Ideally, reading bytes from the file, breaking them into bits, etc. should be done by the subjects themselves using their RUN operation. But you can use your main function to handle Hal's portion of that kind of thing if you want to. That is, you can treat the entire program as a big covert channel engine, feeding Hal one bit at a time, as long as you implement the covert channel according to the directions above and don't cheat. (A better thing to do is for Hal to read in the bytes, break them into bits, and send them using his RUN operation for all that, but that's quite a bit harder.)

The output file should be essentially identical to the input file. Make sure to check that you preserve the first and last characters in the file. I suggest using the Linux diff utility to compare the files when debugging.

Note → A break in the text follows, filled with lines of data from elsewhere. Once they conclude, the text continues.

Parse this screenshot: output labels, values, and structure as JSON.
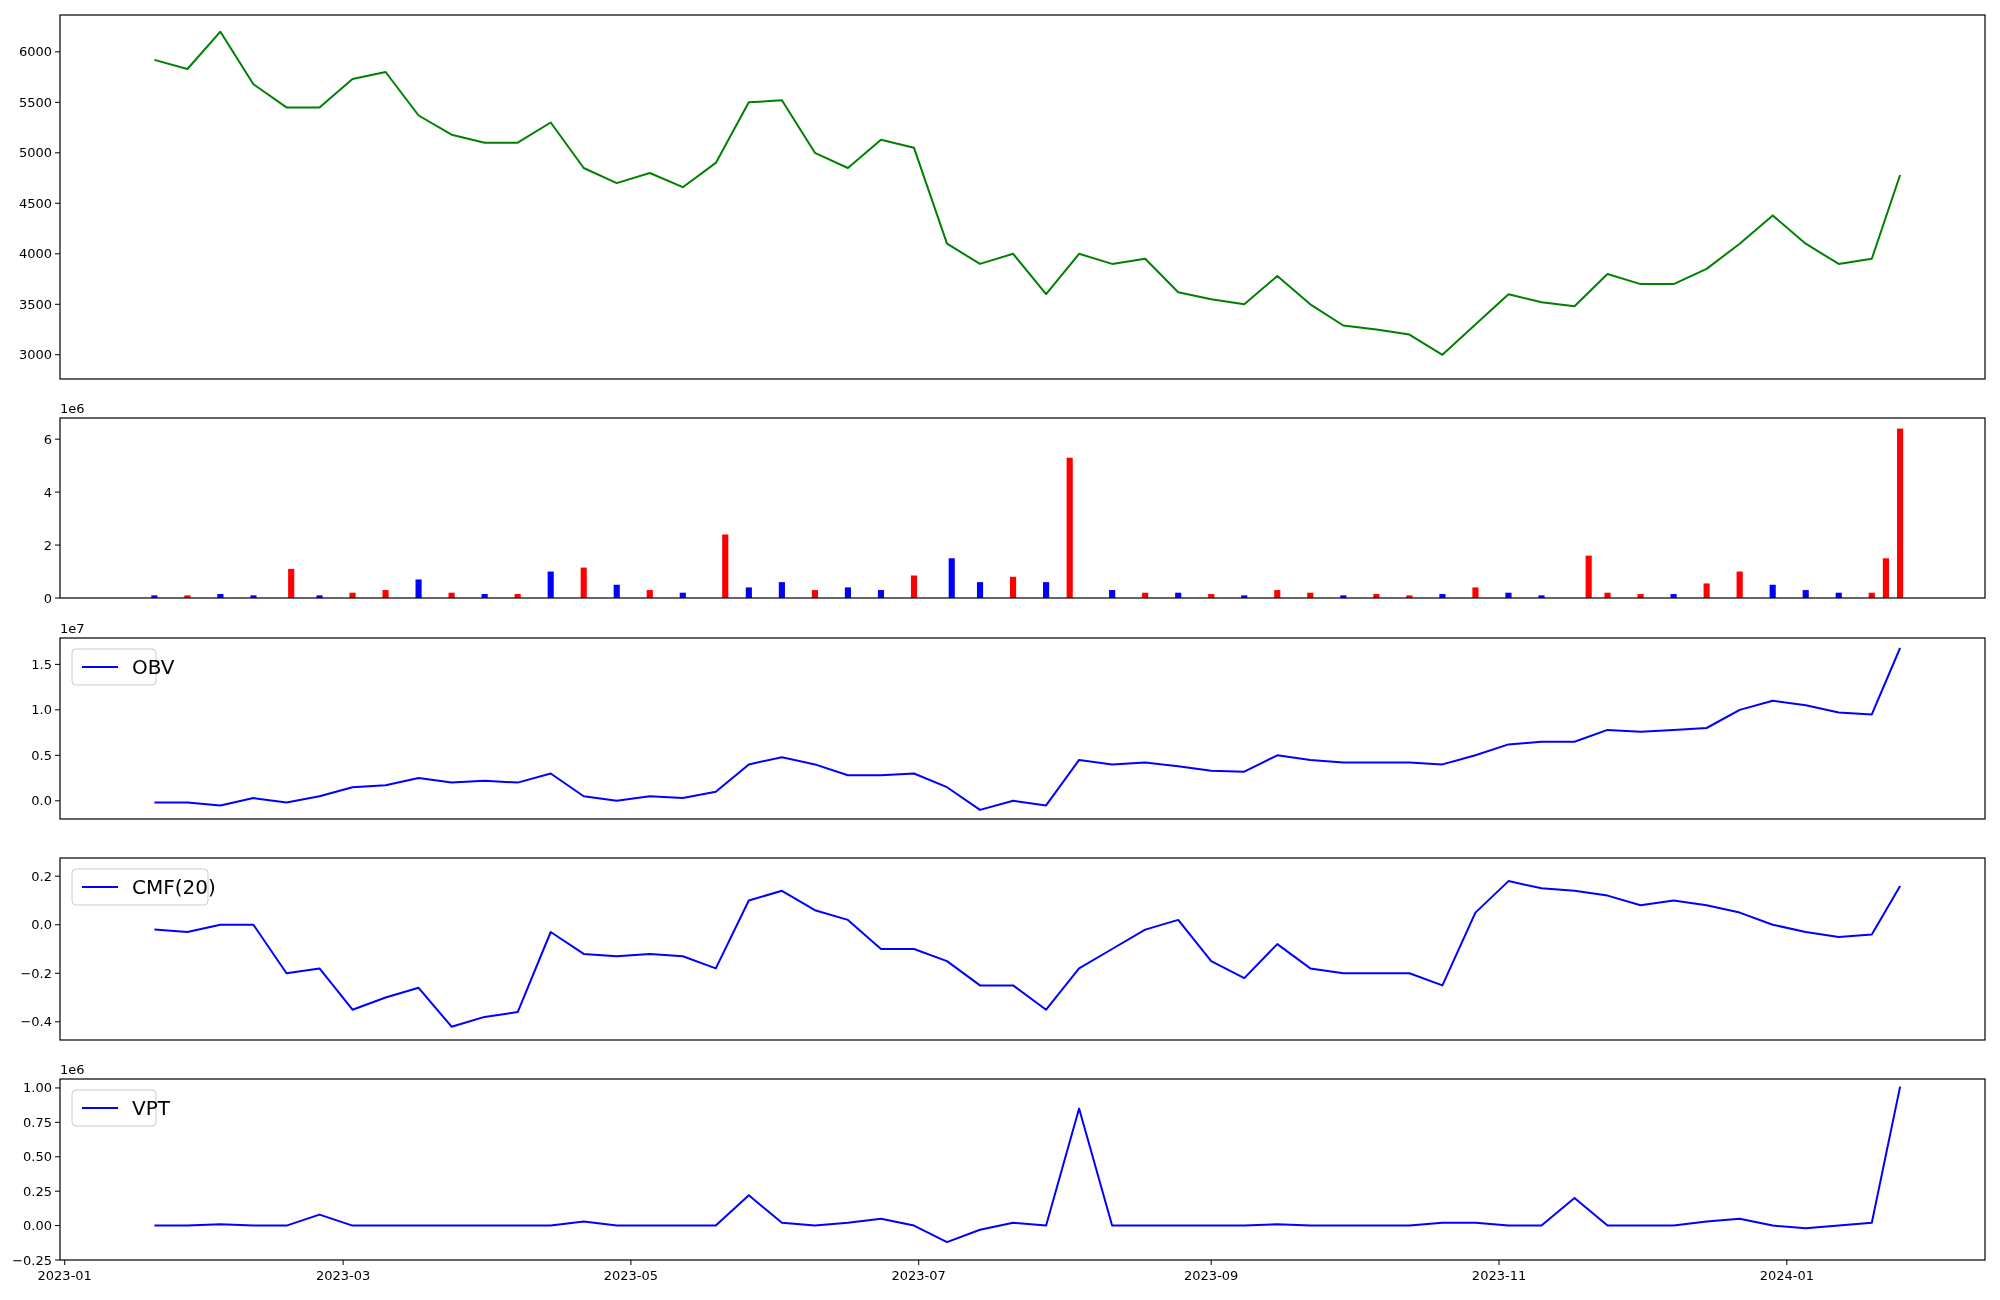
{
  "panels": [
    {
      "chart_data": {
        "type": "line",
        "xlim": [
          "2022-12-31",
          "2024-02-12"
        ],
        "ylim": [
          2760,
          6365
        ],
        "yticks": [
          3000,
          3500,
          4000,
          4500,
          5000,
          5500,
          6000
        ],
        "x": [
          "2023-01-20",
          "2023-01-27",
          "2023-02-03",
          "2023-02-10",
          "2023-02-17",
          "2023-02-24",
          "2023-03-03",
          "2023-03-10",
          "2023-03-17",
          "2023-03-24",
          "2023-03-31",
          "2023-04-07",
          "2023-04-14",
          "2023-04-21",
          "2023-04-28",
          "2023-05-05",
          "2023-05-12",
          "2023-05-19",
          "2023-05-26",
          "2023-06-02",
          "2023-06-09",
          "2023-06-16",
          "2023-06-23",
          "2023-06-30",
          "2023-07-07",
          "2023-07-14",
          "2023-07-21",
          "2023-07-28",
          "2023-08-04",
          "2023-08-11",
          "2023-08-18",
          "2023-08-25",
          "2023-09-01",
          "2023-09-08",
          "2023-09-15",
          "2023-09-22",
          "2023-09-29",
          "2023-10-06",
          "2023-10-13",
          "2023-10-20",
          "2023-10-27",
          "2023-11-03",
          "2023-11-10",
          "2023-11-17",
          "2023-11-24",
          "2023-12-01",
          "2023-12-08",
          "2023-12-15",
          "2023-12-22",
          "2023-12-29",
          "2024-01-05",
          "2024-01-12",
          "2024-01-19",
          "2024-01-25"
        ],
        "series": [
          {
            "color": "#008000",
            "values": [
              5920,
              5830,
              6200,
              5680,
              5450,
              5450,
              5730,
              5800,
              5370,
              5180,
              5100,
              5100,
              5300,
              4850,
              4700,
              4800,
              4660,
              4900,
              5500,
              5520,
              5000,
              4850,
              5130,
              5050,
              4100,
              3900,
              4000,
              3600,
              4000,
              3900,
              3950,
              3620,
              3550,
              3500,
              3780,
              3500,
              3290,
              3250,
              3200,
              3000,
              3300,
              3600,
              3520,
              3480,
              3800,
              3700,
              3700,
              3850,
              4100,
              4380,
              4100,
              3900,
              3950,
              4780
            ]
          }
        ]
      }
    },
    {
      "offset_label": "1e6",
      "chart_data": {
        "type": "bar",
        "xlim": [
          "2022-12-31",
          "2024-02-12"
        ],
        "ylim": [
          0,
          6.8
        ],
        "yticks": [
          0,
          2,
          4,
          6
        ],
        "x": [
          "2023-01-20",
          "2023-01-27",
          "2023-02-03",
          "2023-02-10",
          "2023-02-18",
          "2023-02-24",
          "2023-03-03",
          "2023-03-10",
          "2023-03-17",
          "2023-03-24",
          "2023-03-31",
          "2023-04-07",
          "2023-04-14",
          "2023-04-21",
          "2023-04-28",
          "2023-05-05",
          "2023-05-12",
          "2023-05-21",
          "2023-05-26",
          "2023-06-02",
          "2023-06-09",
          "2023-06-16",
          "2023-06-23",
          "2023-06-30",
          "2023-07-08",
          "2023-07-14",
          "2023-07-21",
          "2023-07-28",
          "2023-08-02",
          "2023-08-11",
          "2023-08-18",
          "2023-08-25",
          "2023-09-01",
          "2023-09-08",
          "2023-09-15",
          "2023-09-22",
          "2023-09-29",
          "2023-10-06",
          "2023-10-13",
          "2023-10-20",
          "2023-10-27",
          "2023-11-03",
          "2023-11-10",
          "2023-11-20",
          "2023-11-24",
          "2023-12-01",
          "2023-12-08",
          "2023-12-15",
          "2023-12-22",
          "2023-12-29",
          "2024-01-05",
          "2024-01-12",
          "2024-01-19",
          "2024-01-22",
          "2024-01-25"
        ],
        "series": [
          {
            "color": "#ff0000",
            "values": [
              null,
              0.1,
              null,
              null,
              1.1,
              null,
              0.2,
              0.3,
              null,
              0.2,
              null,
              0.15,
              null,
              1.15,
              null,
              0.3,
              null,
              2.4,
              null,
              null,
              0.3,
              null,
              null,
              0.85,
              null,
              null,
              0.8,
              null,
              5.3,
              null,
              0.2,
              null,
              0.15,
              null,
              0.3,
              0.2,
              null,
              0.15,
              0.1,
              null,
              0.4,
              null,
              null,
              1.6,
              0.2,
              0.15,
              null,
              0.55,
              1.0,
              null,
              null,
              null,
              0.2,
              1.5,
              6.4
            ]
          },
          {
            "color": "#0000ff",
            "values": [
              0.1,
              null,
              0.15,
              0.1,
              null,
              0.1,
              null,
              null,
              0.7,
              null,
              0.15,
              null,
              1.0,
              null,
              0.5,
              null,
              0.2,
              null,
              0.4,
              0.6,
              null,
              0.4,
              0.3,
              null,
              1.5,
              0.6,
              null,
              0.6,
              null,
              0.3,
              null,
              0.2,
              null,
              0.1,
              null,
              null,
              0.1,
              null,
              null,
              0.15,
              null,
              0.2,
              0.1,
              null,
              null,
              null,
              0.15,
              null,
              null,
              0.5,
              0.3,
              0.2,
              null,
              null,
              null
            ]
          }
        ]
      }
    },
    {
      "offset_label": "1e7",
      "chart_data": {
        "type": "line",
        "xlim": [
          "2022-12-31",
          "2024-02-12"
        ],
        "ylim": [
          -0.2,
          1.79
        ],
        "yticks": [
          {
            "value": 0,
            "label": "0.0"
          },
          {
            "value": 0.5,
            "label": "0.5"
          },
          {
            "value": 1,
            "label": "1.0"
          },
          {
            "value": 1.5,
            "label": "1.5"
          }
        ],
        "x": [
          "2023-01-20",
          "2023-01-27",
          "2023-02-03",
          "2023-02-10",
          "2023-02-17",
          "2023-02-24",
          "2023-03-03",
          "2023-03-10",
          "2023-03-17",
          "2023-03-24",
          "2023-03-31",
          "2023-04-07",
          "2023-04-14",
          "2023-04-21",
          "2023-04-28",
          "2023-05-05",
          "2023-05-12",
          "2023-05-19",
          "2023-05-26",
          "2023-06-02",
          "2023-06-09",
          "2023-06-16",
          "2023-06-23",
          "2023-06-30",
          "2023-07-07",
          "2023-07-14",
          "2023-07-21",
          "2023-07-28",
          "2023-08-04",
          "2023-08-11",
          "2023-08-18",
          "2023-08-25",
          "2023-09-01",
          "2023-09-08",
          "2023-09-15",
          "2023-09-22",
          "2023-09-29",
          "2023-10-06",
          "2023-10-13",
          "2023-10-20",
          "2023-10-27",
          "2023-11-03",
          "2023-11-10",
          "2023-11-17",
          "2023-11-24",
          "2023-12-01",
          "2023-12-08",
          "2023-12-15",
          "2023-12-22",
          "2023-12-29",
          "2024-01-05",
          "2024-01-12",
          "2024-01-19",
          "2024-01-25"
        ],
        "series": [
          {
            "name": "OBV",
            "color": "#0000ff",
            "values": [
              -0.02,
              -0.02,
              -0.05,
              0.03,
              -0.02,
              0.05,
              0.15,
              0.17,
              0.25,
              0.2,
              0.22,
              0.2,
              0.3,
              0.05,
              0.0,
              0.05,
              0.03,
              0.1,
              0.4,
              0.48,
              0.4,
              0.28,
              0.28,
              0.3,
              0.15,
              -0.1,
              0.0,
              -0.05,
              0.45,
              0.4,
              0.42,
              0.38,
              0.33,
              0.32,
              0.5,
              0.45,
              0.42,
              0.42,
              0.42,
              0.4,
              0.5,
              0.62,
              0.65,
              0.65,
              0.78,
              0.76,
              0.78,
              0.8,
              1.0,
              1.1,
              1.05,
              0.97,
              0.95,
              1.68
            ]
          }
        ]
      }
    },
    {
      "chart_data": {
        "type": "line",
        "xlim": [
          "2022-12-31",
          "2024-02-12"
        ],
        "ylim": [
          -0.475,
          0.275
        ],
        "yticks": [
          {
            "value": -0.4,
            "label": "−0.4"
          },
          {
            "value": -0.2,
            "label": "−0.2"
          },
          {
            "value": 0,
            "label": "0.0"
          },
          {
            "value": 0.2,
            "label": "0.2"
          }
        ],
        "x": [
          "2023-01-20",
          "2023-01-27",
          "2023-02-03",
          "2023-02-10",
          "2023-02-17",
          "2023-02-24",
          "2023-03-03",
          "2023-03-10",
          "2023-03-17",
          "2023-03-24",
          "2023-03-31",
          "2023-04-07",
          "2023-04-14",
          "2023-04-21",
          "2023-04-28",
          "2023-05-05",
          "2023-05-12",
          "2023-05-19",
          "2023-05-26",
          "2023-06-02",
          "2023-06-09",
          "2023-06-16",
          "2023-06-23",
          "2023-06-30",
          "2023-07-07",
          "2023-07-14",
          "2023-07-21",
          "2023-07-28",
          "2023-08-04",
          "2023-08-11",
          "2023-08-18",
          "2023-08-25",
          "2023-09-01",
          "2023-09-08",
          "2023-09-15",
          "2023-09-22",
          "2023-09-29",
          "2023-10-06",
          "2023-10-13",
          "2023-10-20",
          "2023-10-27",
          "2023-11-03",
          "2023-11-10",
          "2023-11-17",
          "2023-11-24",
          "2023-12-01",
          "2023-12-08",
          "2023-12-15",
          "2023-12-22",
          "2023-12-29",
          "2024-01-05",
          "2024-01-12",
          "2024-01-19",
          "2024-01-25"
        ],
        "series": [
          {
            "name": "CMF(20)",
            "color": "#0000ff",
            "values": [
              -0.02,
              -0.03,
              0.0,
              0.0,
              -0.2,
              -0.18,
              -0.35,
              -0.3,
              -0.26,
              -0.42,
              -0.38,
              -0.36,
              -0.03,
              -0.12,
              -0.13,
              -0.12,
              -0.13,
              -0.18,
              0.1,
              0.14,
              0.06,
              0.02,
              -0.1,
              -0.1,
              -0.15,
              -0.25,
              -0.25,
              -0.35,
              -0.18,
              -0.1,
              -0.02,
              0.02,
              -0.15,
              -0.22,
              -0.08,
              -0.18,
              -0.2,
              -0.2,
              -0.2,
              -0.25,
              0.05,
              0.18,
              0.15,
              0.14,
              0.12,
              0.08,
              0.1,
              0.08,
              0.05,
              0.0,
              -0.03,
              -0.05,
              -0.04,
              0.16
            ]
          }
        ]
      }
    },
    {
      "offset_label": "1e6",
      "chart_data": {
        "type": "line",
        "xlim": [
          "2022-12-31",
          "2024-02-12"
        ],
        "ylim": [
          -0.25,
          1.065
        ],
        "yticks": [
          {
            "value": -0.25,
            "label": "−0.25"
          },
          {
            "value": 0,
            "label": "0.00"
          },
          {
            "value": 0.25,
            "label": "0.25"
          },
          {
            "value": 0.5,
            "label": "0.50"
          },
          {
            "value": 0.75,
            "label": "0.75"
          },
          {
            "value": 1,
            "label": "1.00"
          }
        ],
        "xticks": [
          {
            "value": "2023-01-01",
            "label": "2023-01"
          },
          {
            "value": "2023-03-01",
            "label": "2023-03"
          },
          {
            "value": "2023-05-01",
            "label": "2023-05"
          },
          {
            "value": "2023-07-01",
            "label": "2023-07"
          },
          {
            "value": "2023-09-01",
            "label": "2023-09"
          },
          {
            "value": "2023-11-01",
            "label": "2023-11"
          },
          {
            "value": "2024-01-01",
            "label": "2024-01"
          }
        ],
        "x": [
          "2023-01-20",
          "2023-01-27",
          "2023-02-03",
          "2023-02-10",
          "2023-02-17",
          "2023-02-24",
          "2023-03-03",
          "2023-03-10",
          "2023-03-17",
          "2023-03-24",
          "2023-03-31",
          "2023-04-07",
          "2023-04-14",
          "2023-04-21",
          "2023-04-28",
          "2023-05-05",
          "2023-05-12",
          "2023-05-19",
          "2023-05-26",
          "2023-06-02",
          "2023-06-09",
          "2023-06-16",
          "2023-06-23",
          "2023-06-30",
          "2023-07-07",
          "2023-07-14",
          "2023-07-21",
          "2023-07-28",
          "2023-08-04",
          "2023-08-11",
          "2023-08-18",
          "2023-08-25",
          "2023-09-01",
          "2023-09-08",
          "2023-09-15",
          "2023-09-22",
          "2023-09-29",
          "2023-10-06",
          "2023-10-13",
          "2023-10-20",
          "2023-10-27",
          "2023-11-03",
          "2023-11-10",
          "2023-11-17",
          "2023-11-24",
          "2023-12-01",
          "2023-12-08",
          "2023-12-15",
          "2023-12-22",
          "2023-12-29",
          "2024-01-05",
          "2024-01-12",
          "2024-01-19",
          "2024-01-25"
        ],
        "series": [
          {
            "name": "VPT",
            "color": "#0000ff",
            "values": [
              0,
              0,
              0.01,
              0,
              0,
              0.08,
              0,
              0,
              0,
              0,
              0,
              0,
              0,
              0.03,
              0,
              0,
              0,
              0,
              0.22,
              0.02,
              0,
              0.02,
              0.05,
              0,
              -0.12,
              -0.03,
              0.02,
              0,
              0.85,
              0,
              0,
              0,
              0,
              0,
              0.01,
              0,
              0,
              0,
              0,
              0.02,
              0.02,
              0,
              0,
              0.2,
              0,
              0,
              0,
              0.03,
              0.05,
              0,
              -0.02,
              0,
              0.02,
              1.01
            ]
          }
        ]
      }
    }
  ]
}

Note that line endings are represented differently in different systems. Early teletype printers used the CR and LF control characters, respectively, to move the print head left and then scroll down one line. But line termination is treated differently by different modern operating system: Macintosh uses a CR (ASCII 13); Linux uses a LF (ASCII 10); Windows uses both. Most FTP programs substitute appropriate line endings if transferring in ``text mode.'' If in ``binary mode'' no translations occur. This shouldn't matter to you unless you transferred your input file onto a different system in binary mode. In that case, your program might not recognize the end of lines correctly. One semester, some students' programs didn't handle the end of line characters correctly so a file with line breaks ended up as one long line.

Finally, time your program execution on several different input files and compute the channel's average bandwidth in bits / microsecond. Your program should compute and write to standard output the timing and bandwidth for a given run. Also, record that information for several runs, compute the average, and include that information along with the machine type and clock speed in the README.txt file for your program. You won't be graded on the bandwidth, but we'll collect the results and see which group's program was the most efficient.

For a ballpark, one group in a recent class reported the following bandwidths for different documents:

Document Size Bandwidth
Pride and Prejudice717,571 bytes 600 bits/ms
Metamorphosis141,411 bytes 1126 bits/ms
Test45 bytes 40 bits/ms

Extra Credit

If anyone is interested in getting 2 points extra credit by recoding this such that Lyle and Hal run in separate threads, contact me individually. It's pretty challenging. Unlike Assignment 1, it won't work unless the two parties carefully synchronize their activities. But how do you do that in a way that either isn't itself a horrible covert channel or is extremely slow? I don't really know, but maybe you can figure it out.